通过信息论生成模型统一完整和不完整多视角聚类

最近，不完整多视图聚类（IMVC）已成为一个快速增长的研究课题，其驱动力是现实世界应用中普遍存在的不完整数据问题。虽然已经有很多方法被提出来应对这一挑战，但大多数方法都没有对恢复的学习过程做出清晰的解释。此外，大多数方法只考虑了视图之间的关系，而没有考虑样本之间的关系。不相关信息的影响通常也被忽略，这使得它们无法实现最佳性能。针对上述问题，我们的目标是通过信息论生成模型（LOGIC）统一完整的多视图聚类。具体来说，我们基于信息论定义了三个原则：全面性、共识性和可压缩性。首先，我们解释了学习恢复缺失视图的本质是最大化共同表征与各视图数据之间的互信息。其次，我们利用共识原则最大化视图分布之间的互信息，从而发现不同样本之间的关联。最后，在可压缩性原则的指导下，我们尽可能去除与任务无关的信息，以确保共同表征能有效提取语义信息。此外，它还可以作为多视图聚类模型的即插即用缺失数据恢复模块。通过广泛的实证研究，我们证明了我们的方法在生成缺失视图方面的有效性。在聚类任务中，我们的方法在准确度、归一化互信息和纯度方面始终优于最先进的（SOTA）技术，从而展示了其在恢复和聚类性能方面的优势。

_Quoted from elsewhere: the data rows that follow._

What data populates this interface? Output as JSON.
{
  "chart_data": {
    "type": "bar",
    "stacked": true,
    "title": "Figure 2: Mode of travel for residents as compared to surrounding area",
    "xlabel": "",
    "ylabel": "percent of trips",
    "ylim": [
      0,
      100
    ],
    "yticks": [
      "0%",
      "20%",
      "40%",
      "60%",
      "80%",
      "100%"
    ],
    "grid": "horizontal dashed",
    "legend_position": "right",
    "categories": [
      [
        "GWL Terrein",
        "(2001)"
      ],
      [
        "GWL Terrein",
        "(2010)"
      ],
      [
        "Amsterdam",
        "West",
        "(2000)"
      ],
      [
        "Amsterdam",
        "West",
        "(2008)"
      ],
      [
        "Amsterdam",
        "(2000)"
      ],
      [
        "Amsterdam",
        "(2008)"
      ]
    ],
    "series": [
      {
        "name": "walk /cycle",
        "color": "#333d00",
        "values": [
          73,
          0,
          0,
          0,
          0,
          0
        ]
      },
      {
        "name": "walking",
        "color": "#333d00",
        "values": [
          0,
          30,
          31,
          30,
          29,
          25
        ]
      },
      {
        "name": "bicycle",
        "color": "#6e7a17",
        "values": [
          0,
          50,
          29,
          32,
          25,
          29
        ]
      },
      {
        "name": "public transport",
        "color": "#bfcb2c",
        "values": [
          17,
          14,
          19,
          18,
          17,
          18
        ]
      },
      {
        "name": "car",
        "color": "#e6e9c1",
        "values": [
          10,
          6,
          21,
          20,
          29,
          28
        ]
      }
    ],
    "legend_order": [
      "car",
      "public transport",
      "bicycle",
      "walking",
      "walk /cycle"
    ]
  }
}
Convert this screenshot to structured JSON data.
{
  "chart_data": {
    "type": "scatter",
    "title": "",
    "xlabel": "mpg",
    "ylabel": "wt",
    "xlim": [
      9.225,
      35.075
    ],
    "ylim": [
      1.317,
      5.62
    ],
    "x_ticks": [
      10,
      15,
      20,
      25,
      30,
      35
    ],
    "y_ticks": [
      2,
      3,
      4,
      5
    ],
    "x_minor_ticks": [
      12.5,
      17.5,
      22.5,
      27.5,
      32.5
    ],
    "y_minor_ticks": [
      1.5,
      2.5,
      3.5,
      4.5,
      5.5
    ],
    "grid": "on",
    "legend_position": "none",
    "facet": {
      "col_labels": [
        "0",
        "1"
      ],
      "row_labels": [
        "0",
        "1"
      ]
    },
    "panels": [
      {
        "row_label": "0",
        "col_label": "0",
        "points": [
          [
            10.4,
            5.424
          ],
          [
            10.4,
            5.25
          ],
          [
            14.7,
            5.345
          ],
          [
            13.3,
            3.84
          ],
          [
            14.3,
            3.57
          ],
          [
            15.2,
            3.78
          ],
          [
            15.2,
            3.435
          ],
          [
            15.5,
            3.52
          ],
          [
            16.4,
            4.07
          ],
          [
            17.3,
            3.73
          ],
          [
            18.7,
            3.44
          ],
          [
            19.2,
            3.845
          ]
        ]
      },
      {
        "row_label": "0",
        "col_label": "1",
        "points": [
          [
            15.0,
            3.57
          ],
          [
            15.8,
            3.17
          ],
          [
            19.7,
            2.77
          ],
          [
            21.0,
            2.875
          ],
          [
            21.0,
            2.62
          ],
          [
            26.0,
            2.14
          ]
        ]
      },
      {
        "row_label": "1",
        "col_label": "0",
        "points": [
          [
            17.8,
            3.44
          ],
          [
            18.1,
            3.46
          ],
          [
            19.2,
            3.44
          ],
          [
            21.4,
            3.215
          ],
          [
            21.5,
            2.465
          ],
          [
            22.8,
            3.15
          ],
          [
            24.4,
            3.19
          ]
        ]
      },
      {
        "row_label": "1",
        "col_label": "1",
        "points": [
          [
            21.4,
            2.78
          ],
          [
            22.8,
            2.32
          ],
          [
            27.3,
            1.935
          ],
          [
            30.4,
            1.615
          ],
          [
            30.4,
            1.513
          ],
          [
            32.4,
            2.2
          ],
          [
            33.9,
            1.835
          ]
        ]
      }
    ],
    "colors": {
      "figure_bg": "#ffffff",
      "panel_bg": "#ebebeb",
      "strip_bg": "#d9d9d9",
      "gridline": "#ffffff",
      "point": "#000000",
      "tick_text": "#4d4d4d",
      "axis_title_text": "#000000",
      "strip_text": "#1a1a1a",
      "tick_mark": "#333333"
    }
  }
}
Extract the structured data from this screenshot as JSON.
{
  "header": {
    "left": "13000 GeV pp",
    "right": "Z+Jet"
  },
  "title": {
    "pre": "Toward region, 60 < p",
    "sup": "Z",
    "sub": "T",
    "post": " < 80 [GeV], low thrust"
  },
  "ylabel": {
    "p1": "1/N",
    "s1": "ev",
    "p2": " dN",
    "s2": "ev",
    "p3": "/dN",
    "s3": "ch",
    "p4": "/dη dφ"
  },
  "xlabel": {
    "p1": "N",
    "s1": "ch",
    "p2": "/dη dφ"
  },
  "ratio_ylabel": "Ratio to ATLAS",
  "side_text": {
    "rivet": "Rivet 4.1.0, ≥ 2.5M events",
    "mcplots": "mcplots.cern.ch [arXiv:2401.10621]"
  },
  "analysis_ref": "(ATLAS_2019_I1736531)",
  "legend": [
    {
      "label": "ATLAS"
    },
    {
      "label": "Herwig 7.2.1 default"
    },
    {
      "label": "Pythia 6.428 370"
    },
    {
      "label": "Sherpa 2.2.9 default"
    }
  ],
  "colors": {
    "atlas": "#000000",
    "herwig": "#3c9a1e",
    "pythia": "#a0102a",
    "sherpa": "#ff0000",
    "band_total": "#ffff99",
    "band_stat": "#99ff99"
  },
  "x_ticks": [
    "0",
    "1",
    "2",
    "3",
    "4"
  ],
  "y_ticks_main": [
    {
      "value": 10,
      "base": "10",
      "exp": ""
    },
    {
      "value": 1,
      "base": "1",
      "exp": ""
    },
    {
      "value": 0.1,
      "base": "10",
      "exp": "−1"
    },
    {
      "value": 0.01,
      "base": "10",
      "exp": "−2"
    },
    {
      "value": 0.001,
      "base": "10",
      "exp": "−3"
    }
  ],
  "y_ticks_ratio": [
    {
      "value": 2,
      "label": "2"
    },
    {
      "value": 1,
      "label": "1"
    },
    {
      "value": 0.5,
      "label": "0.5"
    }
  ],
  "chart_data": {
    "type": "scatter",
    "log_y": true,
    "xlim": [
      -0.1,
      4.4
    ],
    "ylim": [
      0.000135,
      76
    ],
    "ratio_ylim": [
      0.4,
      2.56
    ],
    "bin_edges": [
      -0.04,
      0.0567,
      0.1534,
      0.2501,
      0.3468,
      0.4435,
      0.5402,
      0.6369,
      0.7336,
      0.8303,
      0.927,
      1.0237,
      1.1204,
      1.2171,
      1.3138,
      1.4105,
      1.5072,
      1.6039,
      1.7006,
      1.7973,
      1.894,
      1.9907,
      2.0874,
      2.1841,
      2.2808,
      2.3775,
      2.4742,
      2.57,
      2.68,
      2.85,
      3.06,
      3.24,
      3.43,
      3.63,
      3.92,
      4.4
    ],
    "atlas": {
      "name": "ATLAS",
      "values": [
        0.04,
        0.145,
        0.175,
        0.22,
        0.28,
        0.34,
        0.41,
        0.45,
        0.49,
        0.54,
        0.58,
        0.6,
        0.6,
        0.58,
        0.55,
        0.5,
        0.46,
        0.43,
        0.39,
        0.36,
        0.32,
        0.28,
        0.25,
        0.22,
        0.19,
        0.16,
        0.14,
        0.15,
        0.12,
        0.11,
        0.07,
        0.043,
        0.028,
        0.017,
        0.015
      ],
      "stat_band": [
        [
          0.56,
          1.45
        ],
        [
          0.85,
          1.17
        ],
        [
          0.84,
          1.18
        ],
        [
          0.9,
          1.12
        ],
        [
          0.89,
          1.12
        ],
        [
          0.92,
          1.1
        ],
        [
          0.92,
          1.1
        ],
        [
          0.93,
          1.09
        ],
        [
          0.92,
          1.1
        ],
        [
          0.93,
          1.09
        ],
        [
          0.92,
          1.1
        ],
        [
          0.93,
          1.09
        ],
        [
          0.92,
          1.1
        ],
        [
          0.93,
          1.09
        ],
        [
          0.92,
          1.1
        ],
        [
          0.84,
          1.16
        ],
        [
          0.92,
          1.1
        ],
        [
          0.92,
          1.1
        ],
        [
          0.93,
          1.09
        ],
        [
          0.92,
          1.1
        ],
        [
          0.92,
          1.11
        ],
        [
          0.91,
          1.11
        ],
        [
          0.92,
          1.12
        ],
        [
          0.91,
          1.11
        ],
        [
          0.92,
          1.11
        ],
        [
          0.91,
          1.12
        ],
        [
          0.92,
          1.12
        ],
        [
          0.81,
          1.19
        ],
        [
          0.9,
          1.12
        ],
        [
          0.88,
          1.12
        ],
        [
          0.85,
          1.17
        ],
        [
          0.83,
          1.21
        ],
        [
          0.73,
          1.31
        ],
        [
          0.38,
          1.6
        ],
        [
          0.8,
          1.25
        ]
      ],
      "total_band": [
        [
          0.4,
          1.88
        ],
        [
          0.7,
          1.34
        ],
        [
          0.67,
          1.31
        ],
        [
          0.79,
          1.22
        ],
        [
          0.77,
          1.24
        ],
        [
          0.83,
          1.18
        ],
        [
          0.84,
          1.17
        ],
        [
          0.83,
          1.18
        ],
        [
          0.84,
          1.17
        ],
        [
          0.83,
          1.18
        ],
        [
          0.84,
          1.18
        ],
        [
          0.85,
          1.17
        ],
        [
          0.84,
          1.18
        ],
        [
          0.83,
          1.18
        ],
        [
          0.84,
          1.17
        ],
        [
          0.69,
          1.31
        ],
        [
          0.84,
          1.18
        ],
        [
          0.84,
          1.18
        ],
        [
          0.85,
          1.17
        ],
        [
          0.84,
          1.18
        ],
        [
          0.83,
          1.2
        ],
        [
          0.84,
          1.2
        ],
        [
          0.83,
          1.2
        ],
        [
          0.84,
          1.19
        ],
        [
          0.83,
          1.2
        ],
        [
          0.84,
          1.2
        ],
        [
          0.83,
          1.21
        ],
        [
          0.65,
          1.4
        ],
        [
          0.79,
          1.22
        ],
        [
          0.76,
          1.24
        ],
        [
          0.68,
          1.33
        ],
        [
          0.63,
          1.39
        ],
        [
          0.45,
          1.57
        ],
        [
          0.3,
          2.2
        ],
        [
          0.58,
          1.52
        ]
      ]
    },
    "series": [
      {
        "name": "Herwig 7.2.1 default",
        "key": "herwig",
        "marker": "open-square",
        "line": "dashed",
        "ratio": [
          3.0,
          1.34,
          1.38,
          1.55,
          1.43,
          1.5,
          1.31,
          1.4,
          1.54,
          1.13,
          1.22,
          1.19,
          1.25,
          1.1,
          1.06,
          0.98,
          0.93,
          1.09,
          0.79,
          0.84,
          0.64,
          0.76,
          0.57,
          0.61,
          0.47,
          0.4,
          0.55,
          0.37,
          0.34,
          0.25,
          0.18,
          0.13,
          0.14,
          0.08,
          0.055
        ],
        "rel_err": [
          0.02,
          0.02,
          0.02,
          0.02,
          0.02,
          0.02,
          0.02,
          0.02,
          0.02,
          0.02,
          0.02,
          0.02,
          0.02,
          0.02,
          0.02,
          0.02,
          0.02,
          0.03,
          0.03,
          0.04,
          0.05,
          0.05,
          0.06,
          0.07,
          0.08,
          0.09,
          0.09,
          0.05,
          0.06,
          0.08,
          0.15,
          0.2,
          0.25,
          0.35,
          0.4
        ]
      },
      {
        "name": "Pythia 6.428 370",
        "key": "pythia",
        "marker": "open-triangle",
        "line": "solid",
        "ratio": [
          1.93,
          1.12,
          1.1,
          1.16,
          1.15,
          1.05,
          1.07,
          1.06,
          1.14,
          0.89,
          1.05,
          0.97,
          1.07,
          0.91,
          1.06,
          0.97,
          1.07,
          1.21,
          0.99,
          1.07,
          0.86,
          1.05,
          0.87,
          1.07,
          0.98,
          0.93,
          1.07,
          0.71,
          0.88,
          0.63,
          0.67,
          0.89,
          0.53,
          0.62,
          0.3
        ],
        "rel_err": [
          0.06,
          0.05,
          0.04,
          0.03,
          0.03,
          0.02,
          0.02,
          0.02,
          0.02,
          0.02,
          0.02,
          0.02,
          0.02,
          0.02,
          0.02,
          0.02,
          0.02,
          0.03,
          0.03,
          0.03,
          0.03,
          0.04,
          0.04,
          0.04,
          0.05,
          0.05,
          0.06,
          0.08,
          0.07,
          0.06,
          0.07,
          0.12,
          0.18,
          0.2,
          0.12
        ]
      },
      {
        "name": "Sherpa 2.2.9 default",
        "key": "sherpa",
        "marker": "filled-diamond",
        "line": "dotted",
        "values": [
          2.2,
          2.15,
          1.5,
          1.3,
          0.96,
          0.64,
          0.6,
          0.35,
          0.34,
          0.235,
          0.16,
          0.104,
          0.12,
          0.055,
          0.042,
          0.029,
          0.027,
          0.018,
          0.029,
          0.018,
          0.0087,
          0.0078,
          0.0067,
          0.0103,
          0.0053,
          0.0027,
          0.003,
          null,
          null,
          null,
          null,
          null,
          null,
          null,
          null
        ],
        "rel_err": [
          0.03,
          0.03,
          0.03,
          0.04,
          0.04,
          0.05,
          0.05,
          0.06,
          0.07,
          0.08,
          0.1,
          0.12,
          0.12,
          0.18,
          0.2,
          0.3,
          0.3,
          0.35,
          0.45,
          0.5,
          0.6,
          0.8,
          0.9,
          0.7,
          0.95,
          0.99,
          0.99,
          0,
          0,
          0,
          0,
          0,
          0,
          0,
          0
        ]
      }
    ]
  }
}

本文章由计算机程序翻译，如有差异，请以英文原文为准。

求助全文

约1分钟内获得全文求助全文

来源期刊

Neural Networks 工程技术-计算机：人工智能

CiteScore

13.90

自引率

7.70%

发文量

425

审稿时长

67 days

期刊介绍： Neural Networks is a platform that aims to foster an international community of scholars and practitioners interested in neural networks, deep learning, and other approaches to artificial intelligence and machine learning. Our journal invites submissions covering various aspects of neural networks research, from computational neuroscience and cognitive modeling to mathematical analyses and engineering applications. By providing a forum for interdisciplinary discussions between biology and technology, we aim to encourage the development of biologically-inspired artificial intelligence.